それはマクロビオティックの広め方にも問題があったわけです。
あるシェフと話をしていた時、そのシェフはマクロビオティックスイーツばかり教えているので、どうしてもっと無双原理の部分を前面に出さないのかと尋ねました。
するとその答えは、「理論的な話をしても人は集まらないので、先にスイーツからマクロビオティックに入ってもらって、それからマクロビオティックの料理を知ってもらい、最後に理論面に行くようにしたいから」ということでした。
これが世の中の現実なのだと思います。
ですから、甘いものやマクロビオティックの食べ方の部分が脚光を浴びて、その背景にある無双原理のことはますます知られなくなっているのです。
実はこれこそがマクロビオティックの骨格部分なのに・・・。
* * *
私の尊敬する高桑智雄氏が、Facebookに書かれていた記事の一部をご紹介します。
<引用はじめ>
しかし、最近こういう会に出ると、マクロビオティックとベジタリアンやビーガンとの違いを説明することが多い。
マクロビオティックとベジタリアニズムは、実際似て非なるものなのですが、我々が「マクロビオティック=玄米菜食」という社会的にも受け入れられやすいキャッチーなコピーとして短縮して普及してしまった弊害として、ベジタリアンの一派として埋没してしまった感があるのです。
つまり、本来は「マクロビオティック=玄米菜食を基本として、陰陽という見方を通じて自然や環境と調和するための生活法」であるところを「を基本として~」以下を、まぁ意図的ではあるのですが、ちょっと誤魔化して普及してしまった時代があるのです(笑)
もちろんマクロビオティックの基本の部分は、玄米菜食が中心となるので、その意味ではベジタリアンと共通する部分はあるのですが、応用の部分では、実際体質や環境、人生設計において陽性が必要な人は、動物性をとることもあれば、陰性な果物や甘味料を必要とする人もいるのです。
その応用の部分が、実はマクロビオティックの醍醐味なのですが、そこをこれからの時代に伝えて行くことが、我々の使命なのかな~とつくづく思います。
<引用おわり>
さらに高桑氏が各人に宛てたコメントのお返事がとても勉強になる内容なので、そのお返事もここに転載しておきます。
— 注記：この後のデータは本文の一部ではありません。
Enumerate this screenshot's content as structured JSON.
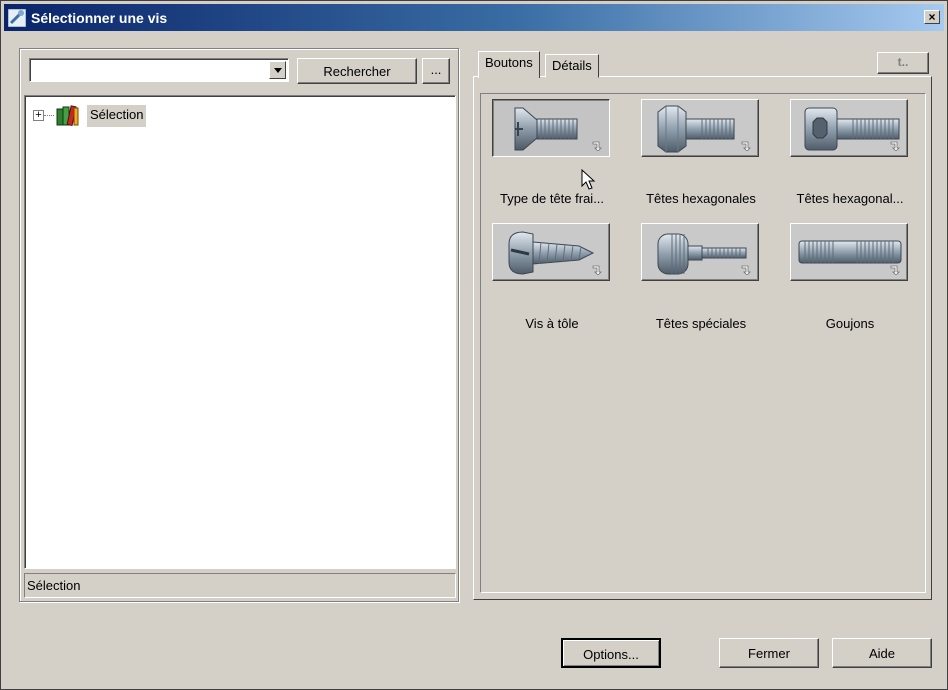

(抜粋)
【Aさんへ】
あはは、ごめんなさいね~。
マクロビオティックは、環境によって食べ方が決まるので、動物性を否定してしまうと、動物性を食べることしか生きるすべのないエスキモーの人たちなどの「命」を否定することになってしまうのです。人、動物、植物、鉱物すべての事象を「一つの命」と考えるマクロビオティックの立場を何卒ご理解下さ~い(笑)
【Bさんへ】
もちろんベジタリアンやビーガンの考え方は、素晴らしいと思います。特に環境や伝統に影響されないグローバルな時代には、必要な考え方だと思います。ただマクロビオティックにおいては、動物も植物も同じ命だし、それは陽性な命と陰性な命と捉えるだけ。動物でも植物でも同じ命として大切に扱い、陰陽を調和していただくという思想なので、そこはベジタリアンの方にもご理解いただきたいのですね。
【マクロ美風へ】
全くその通りですよね。ベジタリアニズムとマクロビオティックは、似て非なるものといいましたが、実は全く逆の思考方法が根底にあります。それは「絶対的思考」と「相対的思考」ということですよね。
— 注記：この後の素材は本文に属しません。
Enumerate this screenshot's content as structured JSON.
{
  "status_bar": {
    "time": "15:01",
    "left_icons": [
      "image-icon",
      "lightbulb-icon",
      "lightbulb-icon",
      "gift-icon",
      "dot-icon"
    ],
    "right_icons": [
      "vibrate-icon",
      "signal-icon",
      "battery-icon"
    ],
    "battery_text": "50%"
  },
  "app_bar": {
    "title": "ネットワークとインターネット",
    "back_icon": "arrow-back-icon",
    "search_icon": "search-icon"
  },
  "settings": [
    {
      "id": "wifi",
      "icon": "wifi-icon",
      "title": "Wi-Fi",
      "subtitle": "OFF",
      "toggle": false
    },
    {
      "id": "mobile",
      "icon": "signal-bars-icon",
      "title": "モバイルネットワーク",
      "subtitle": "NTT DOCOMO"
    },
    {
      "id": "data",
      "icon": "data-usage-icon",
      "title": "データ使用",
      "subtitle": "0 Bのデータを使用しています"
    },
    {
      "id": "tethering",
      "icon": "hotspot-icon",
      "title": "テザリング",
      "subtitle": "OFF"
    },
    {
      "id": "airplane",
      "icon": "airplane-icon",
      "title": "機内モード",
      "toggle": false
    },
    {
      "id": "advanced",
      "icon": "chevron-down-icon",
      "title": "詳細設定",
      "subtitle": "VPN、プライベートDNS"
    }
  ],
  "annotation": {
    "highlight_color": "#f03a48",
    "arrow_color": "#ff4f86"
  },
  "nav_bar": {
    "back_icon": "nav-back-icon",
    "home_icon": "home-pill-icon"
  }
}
マクロビオティックは、陰陽という見方が基本にあるからこそ、時、所、状況によって常に変化する世界に合わせた最適解(食べ方も含め)を見つけるメソッドです。ですから自ずと南に住んでいる人と、北に住んでいる人では答えが変わる。
陰陽を取り去ってしまうと、その相対的思考そのもものが取り去られてしまうので、絶対的思考であるベジタリアニズムと同じ分野と捉えられてしまうのですね。
今時代が必要なのは、まさにその「相対的思考法」なのですね~
* * *
いかがでしたか?
あなたの思っているマクロビオティックへの理解は、どの辺にありましたか?
むそう塾の幸せコースでは、最初に無双原理を説明した本を読んでもらって、その感想文を提出してもらっているのですが、多くの方が「知って良かった!」「生き方が楽になった!」というような感想を書いてくださいます。
それはまさに、マクロビオティックの考え方が相対的なものの見方や考え方なので、凝り固まった人たちの思考法を解放する力として働いてくれるからですね。
私はその相対的思考法を現実の生活で気づいてもらうために、日々「陰陽」のことを書き綴っているわけです。
このブログが誰かの人生の転機になったら嬉しいな。